While the story arc fundamentally begins and ends at the same places many other clichéd stories can be found, the gaps in between are where Tales makes its mark. Hilarious and insightful dialogue is brought to life by an all-star cast, including Troy Baker, Nolan North and Patrick Warburton, all of whom are surpassed by Ashley Johnson as adorable robot called Gortys. Dameon Clarke reprises his role as arch-villian Handsome Jack and is as wonderfully maniacal as we have come to expect.
The crop of new characters introduced throughout all five episodes bring much needed fresh faces as some of the original characters started to feel stale and overused upon completion of Borderlands: The Pre-Sequel. What’s more, Tales develops these new characters more in the 15 or so hours in this series than the rest of the Borderlands series has managed with the original cohort in three games.

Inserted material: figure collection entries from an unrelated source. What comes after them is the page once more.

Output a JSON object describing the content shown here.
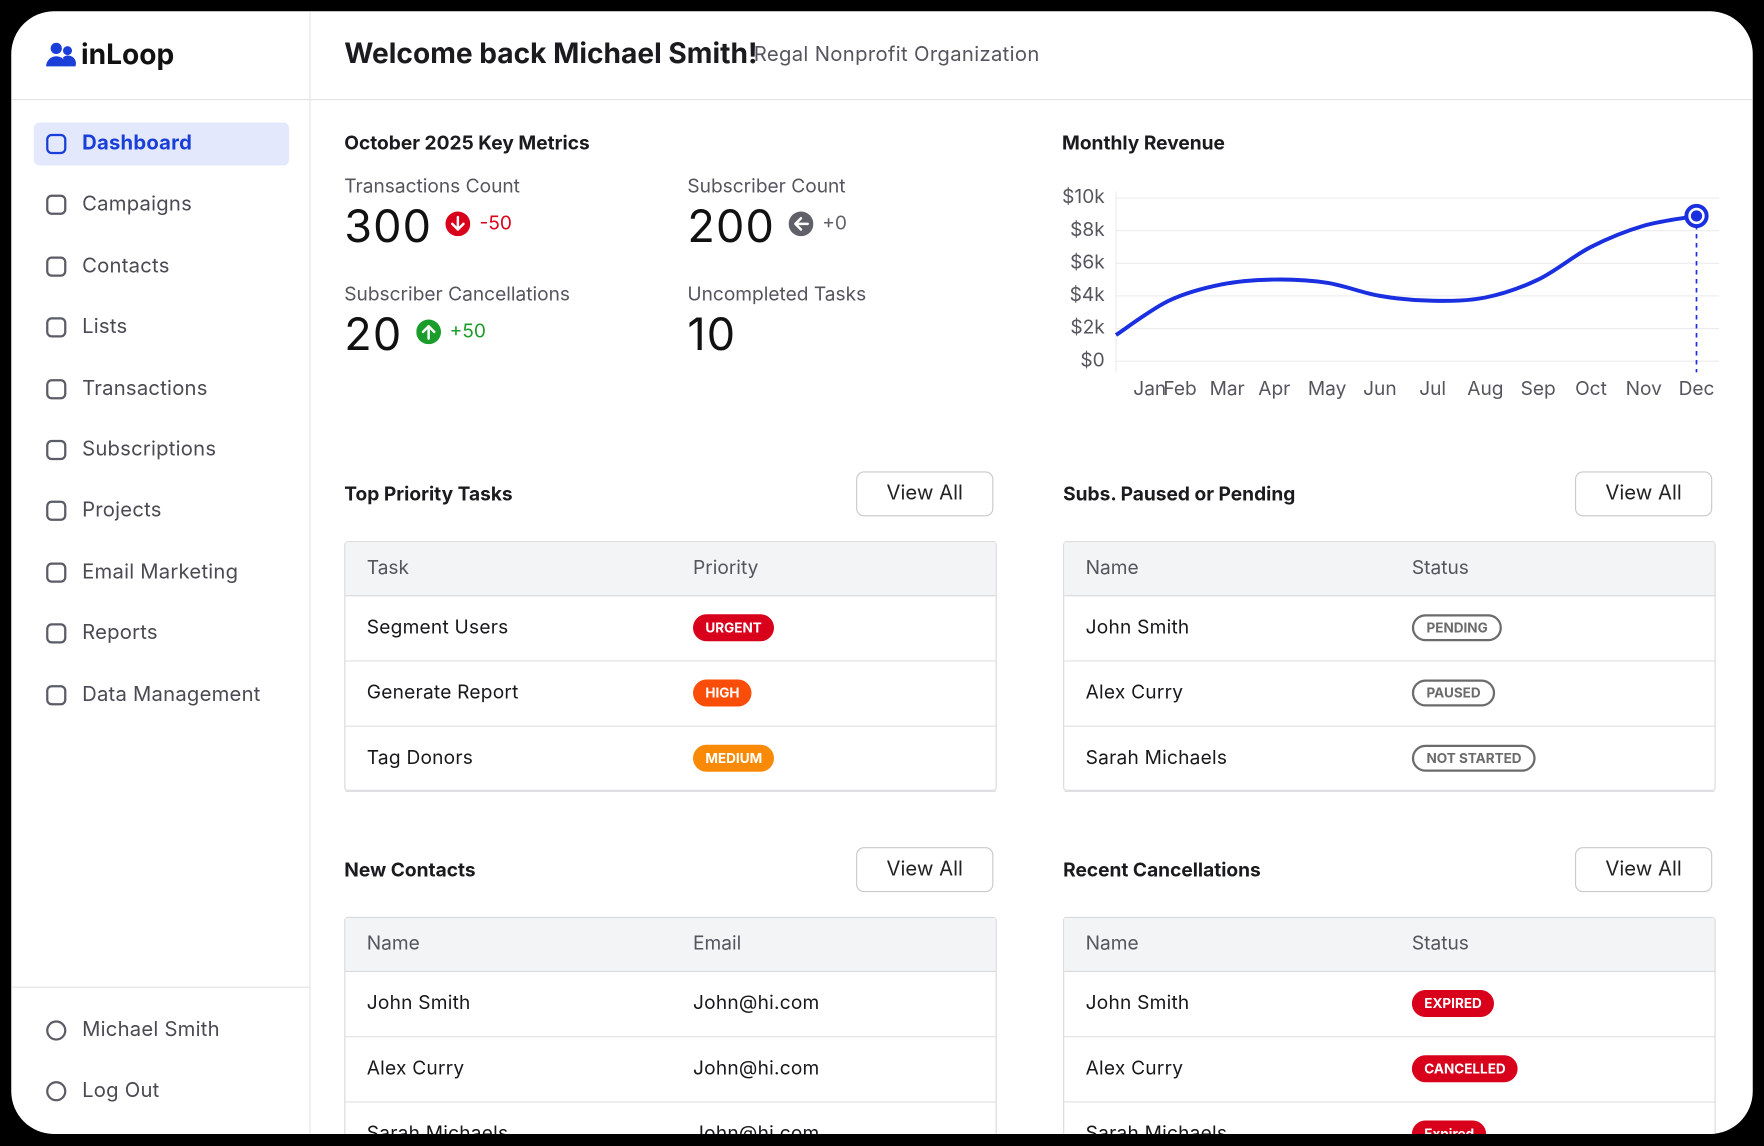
{
  "brand": "inLoop",
  "nav": [
    "Dashboard",
    "Campaigns",
    "Contacts",
    "Lists",
    "Transactions",
    "Subscriptions",
    "Projects",
    "Email Marketing",
    "Reports",
    "Data Management"
  ],
  "active_nav": 0,
  "footer_nav": [
    "Michael Smith",
    "Log Out"
  ],
  "header": {
    "title": "Welcome back Michael Smith!",
    "subtitle": "Regal Nonprofit Organization"
  },
  "metrics": {
    "title": "October 2025 Key Metrics",
    "items": [
      {
        "label": "Transactions Count",
        "value": 300,
        "change": "-50",
        "change_color": "#d9001b",
        "change_icon": "down"
      },
      {
        "label": "Subscriber Count",
        "value": 200,
        "change": "+0",
        "change_color": "#5f6068",
        "change_icon": "left"
      },
      {
        "label": "Subscriber Cancellations",
        "value": 20,
        "change": "+50",
        "change_color": "#1a9d2a",
        "change_icon": "up"
      },
      {
        "label": "Uncompleted Tasks",
        "value": 10
      }
    ]
  },
  "chart_data": {
    "type": "line",
    "title": "Monthly Revenue",
    "categories": [
      "Jan",
      "Feb",
      "Mar",
      "Apr",
      "May",
      "Jun",
      "Jul",
      "Aug",
      "Sep",
      "Oct",
      "Nov",
      "Dec"
    ],
    "values": [
      1600,
      3700,
      4700,
      5000,
      4800,
      4000,
      3700,
      3900,
      5000,
      7000,
      8300,
      8900
    ],
    "color": "#1a2fe0",
    "ylim": [
      0,
      10000
    ],
    "yticks": [
      {
        "value": 0,
        "label": "$0"
      },
      {
        "value": 2000,
        "label": "$2k"
      },
      {
        "value": 4000,
        "label": "$4k"
      },
      {
        "value": 6000,
        "label": "$6k"
      },
      {
        "value": 8000,
        "label": "$8k"
      },
      {
        "value": 10000,
        "label": "$10k"
      }
    ],
    "grid": true,
    "highlight_index": 11
  },
  "panels": [
    {
      "title": "Top Priority Tasks",
      "button": "View All",
      "columns": [
        "Task",
        "Priority"
      ],
      "badge_style": "filled",
      "rows": [
        {
          "cells": [
            "Segment Users",
            "URGENT"
          ],
          "badge_color": "#d9001b"
        },
        {
          "cells": [
            "Generate Report",
            "HIGH"
          ],
          "badge_color": "#fa4d0a"
        },
        {
          "cells": [
            "Tag Donors",
            "MEDIUM"
          ],
          "badge_color": "#f98a07"
        }
      ]
    },
    {
      "title": "Subs. Paused or Pending",
      "button": "View All",
      "columns": [
        "Name",
        "Status"
      ],
      "badge_style": "outline",
      "rows": [
        {
          "cells": [
            "John Smith",
            "PENDING"
          ],
          "badge_color": "#6b6b6b"
        },
        {
          "cells": [
            "Alex Curry",
            "PAUSED"
          ],
          "badge_color": "#6b6b6b"
        },
        {
          "cells": [
            "Sarah Michaels",
            "NOT STARTED"
          ],
          "badge_color": "#6b6b6b"
        }
      ]
    },
    {
      "title": "New Contacts",
      "button": "View All",
      "columns": [
        "Name",
        "Email"
      ],
      "badge_style": "none",
      "rows": [
        {
          "cells": [
            "John Smith",
            "John@hi.com"
          ]
        },
        {
          "cells": [
            "Alex Curry",
            "John@hi.com"
          ]
        },
        {
          "cells": [
            "Sarah Michaels",
            "John@hi.com"
          ]
        }
      ]
    },
    {
      "title": "Recent Cancellations",
      "button": "View All",
      "columns": [
        "Name",
        "Status"
      ],
      "badge_style": "filled",
      "rows": [
        {
          "cells": [
            "John Smith",
            "EXPIRED"
          ],
          "badge_color": "#d9001b"
        },
        {
          "cells": [
            "Alex Curry",
            "CANCELLED"
          ],
          "badge_color": "#d9001b"
        },
        {
          "cells": [
            "Sarah Michaels",
            "Expired"
          ],
          "badge_color": "#d9001b"
        }
      ]
    }
  ]
}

One of the biggest advantages Tales has over its RPG-FPS cousins is that the connection between the character and the player is far greater. Main protagonists, Rhys and Fiona, are still both motivated by a lust for the material (aren’t we all?), however the player-directed dialogue means you live through the development of relationships (some romantic) rather than witnessing them via cut scenes, or Borderlands’ ECHO recorders. Equally, living through these relationships means you take their deaths even harder. The demise of Roland in Borderlands 2 was awful, but in Tales I found myself pining after a robot more than I did Roland.
Perhaps the crowning jewel of Tales is its preparation for the final act, in which you choose people to fight alongside. Who you can choose from is based on the relationships you built with characters throughout the series. You can choose from those who want to make amends, those who want to make money and those who just want to shoot something in the face.
Personally, the most enjoyable moment of each episode was seeing how my choices compared to other players’ and imagining the implications, so seeing the culmination of my considerations all in one place felt like Christmas.
Despite the positives, a few moments can feel a little jarring. Love and romance has been so devoid from the Borderlands universe that Tales’ amorous moments between Rhys and Sasha (Fiona’s sister) can feel more than a little alien.
Some sections of exploration in the earlier episodes can descend into aimless wandering if you aren’t concentrating and I only had the chance to shoot about four people (if you discount fictitious finger-gun shootouts) which, for a Borderlands game is not enough regardless of whether it’s a story driven format or not.
Hopefully, these faults – minor, admittedly – are nothing but teething problems. Should there be a second season of Tales, and there really, really should be, Telltale will have the chance to redress the balance and improve upon what is already a Game of the Year contender.